I especially loved her comment about “loving but not liking” her family members. This is a distinction I often make about my relationship with my parents and one I make with clients. Bitterness, anger, and hatred only hurt the person feeling them,as Dr. Sherrie rightly points out. We can feel compassion for them, after all,who would want to live inside of them? We can also wish the best for them as we keep our distance.

Lastly, Dr. Sherrie points out that cutting ties should be the last resort, after evaluating the relationships, looking for common ground, and for any healthy part in them that they can relate to. If none can be found, and the relationship is harmful to the individual, cutting ties is the next and best step.

​April Kirkwood, LPC

Dr. Sherrie’s credentials speak highly of her cognitive knowledge of the subject matter. In fact, I agreed with many descriptions of the frustration and never ending drama that becomes part of the daily schema in relationships with toxic people. However, as a therapist, I found her black and white matter of fact advice to be frightening. I personally felt a coldness from her presence in the interview that would not have been intrusive to the my personal therapy when I worked through my toxic relationships. I would have ended up bitter, shut down, and judgmental. None of which I want for my life or those I work with. 

Walking away from a relationship without a deeper understanding of the complexity of the dynamics of those involved can leave open wounds and hearts left broken. As a therapist the decision to emotionally divorce from another must be accomplished with healing therapies. It is imperative to do self-introspection to find out why and how the relationship came about and what remnants of it still linger in the client’s behaviors and beliefs. This is necessary to help alleviate the potential of repeating the involvement with new toxic relationships in the future.

As a side note, I also found it interesting that Dr. Sherrie included comments about disciplining her daughter which had nothing to do with toxic relationships.

Dr. Sherrie contradicts herself when at the beginning of the segment stating that you must cut ties but later comments that cutting ties is a last resort. It is a last resort and can only be accomplished when a client can do this without intense feelings of guilt and remorse. If not, the problems only change names which can include inability to forgive, anger, depression, and isolation.

Dr.
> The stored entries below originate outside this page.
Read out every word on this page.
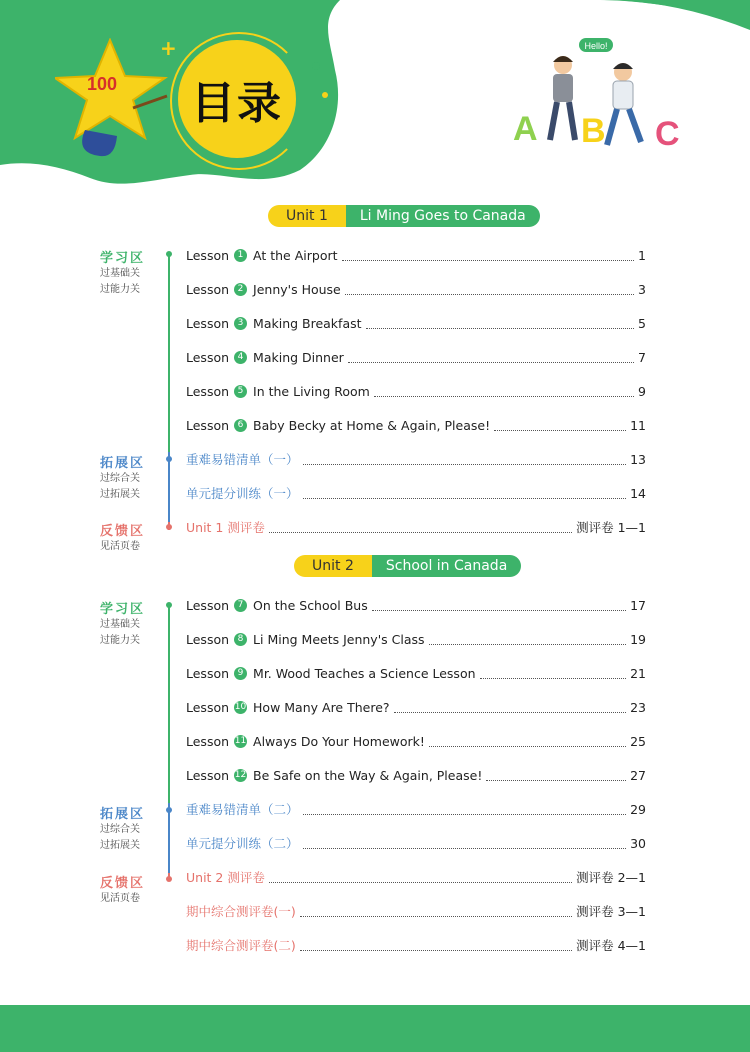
100 目录
+	Hello!
A B C
Unit 1	Li Ming Goes to Canada
学习区
过基础关
过能力关
拓展区
过综合关
过拓展关
反馈区
见活页卷
Lesson 1 At the Airport	1
Lesson 2 Jenny's House	3
Lesson 3 Making Breakfast	5
Lesson 4 Making Dinner	7
Lesson 5 In the Living Room	9
Lesson 6 Baby Becky at Home & Again, Please!	11
重难易错清单（一）	13
单元提分训练（一）	14
Unit 1 测评卷	测评卷 1—1
Unit 2	School in Canada
学习区
过基础关
过能力关
拓展区
过综合关
过拓展关
反馈区
见活页卷
Lesson 7 On the School Bus	17
Lesson 8 Li Ming Meets Jenny's Class	19
Lesson 9 Mr. Wood Teaches a Science Lesson	21
Lesson 10 How Many Are There?	23
Lesson 11 Always Do Your Homework!	25
Lesson 12 Be Safe on the Way & Again, Please!	27
重难易错清单（二）	29
单元提分训练（二）	30
Unit 2 测评卷	测评卷 2—1
期中综合测评卷(一)	测评卷 3—1
期中综合测评卷(二)	测评卷 4—1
Sherrie continues to make a blanket statements that “real sick people never get treatment.” I understand on some level where she is coming from but, once again, this seems rash and too clearcut to be considered one hundred percent accurate..
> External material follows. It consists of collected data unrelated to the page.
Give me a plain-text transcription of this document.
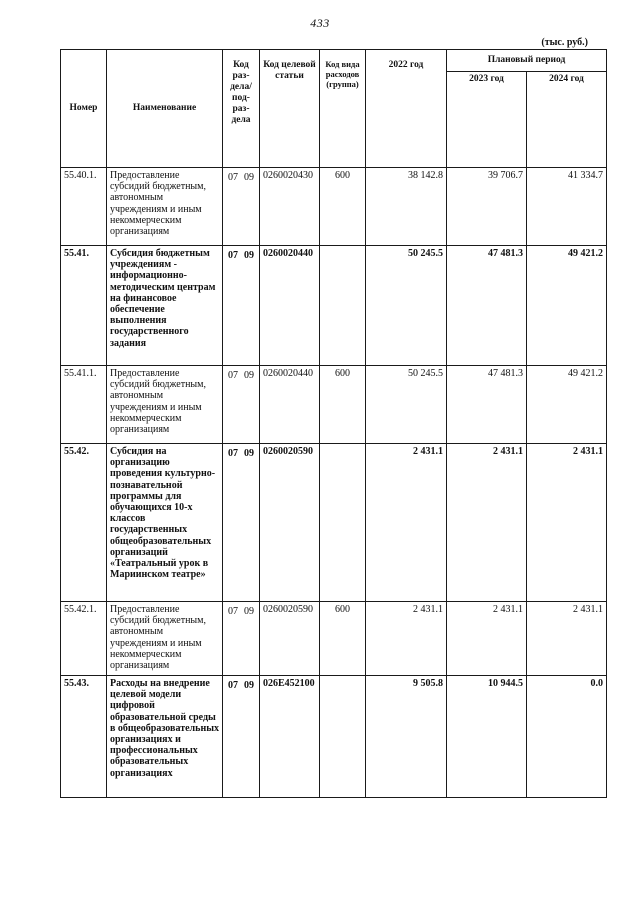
433
(тыс. руб.)
Номер	Наименование	Код раз- дела/ под- раз- дела	Код целевой статьи	Код вида расходов (группа)	2022 год	Плановый период	
						2023 год	2024 год
55.40.1.	Предоставление субсидий бюджетным, автономным учреждениям и иным некоммерческим организациям	07 09	0260020430	600	38 142.8	39 706.7	41 334.7
55.41.	Субсидия бюджетным учреждениям - информационно-методическим центрам на финансовое обеспечение выполнения государственного задания	07 09	0260020440		50 245.5	47 481.3	49 421.2
55.41.1.	Предоставление субсидий бюджетным, автономным учреждениям и иным некоммерческим организациям	07 09	0260020440	600	50 245.5	47 481.3	49 421.2
55.42.	Субсидия на организацию проведения культурно-познавательной программы для обучающихся 10-х классов государственных общеобразовательных организаций «Театральный урок в Мариинском театре»	07 09	0260020590		2 431.1	2 431.1	2 431.1
55.42.1.	Предоставление субсидий бюджетным, автономным учреждениям и иным некоммерческим организациям	07 09	0260020590	600	2 431.1	2 431.1	2 431.1
55.43.	Расходы на внедрение целевой модели цифровой образовательной среды в общеобразовательных организациях и профессиональных образовательных организациях	07 09	026E452100		9 505.8	10 944.5	0.0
Another concern is her process of lumping all personality disorders together. This is a detriment to individual treatment though, of course, many symptoms overlap.

I don’t always agree that truly toxic people don’t value relationships. Some personality disorders ‘over’ value relationships and consider them their lifeline. They devour other’s attention as though it is the air they need to survive. Their selfish actions are more methods of filling their own feelings of emptiness and low self-worth. They need people to reinforce what they are lacking from within that is a major detriment to actually focusing on anyone other than themselves.

I loved her explanation of hovering. Those in toxic relationships to be aware of their calculated use of intermittent gestures of positive reinforcement that make understanding, creating boundaries, and maintaining self-worth difficult to maintain.

As a spiritual, holistic counselor, I recognize that there are souls that are damaged and it often becomes necessary to step back. However, it is best to do it with insight, forgiveness, and a willingness to see them as individuals that are not grounded in the kind of emotional foundation needed to have healthy relationships. Caring for someone can mean letting go and letting those we care for find their own way home so that you on to continue your adventure with joy and peace about yourself and your decisions.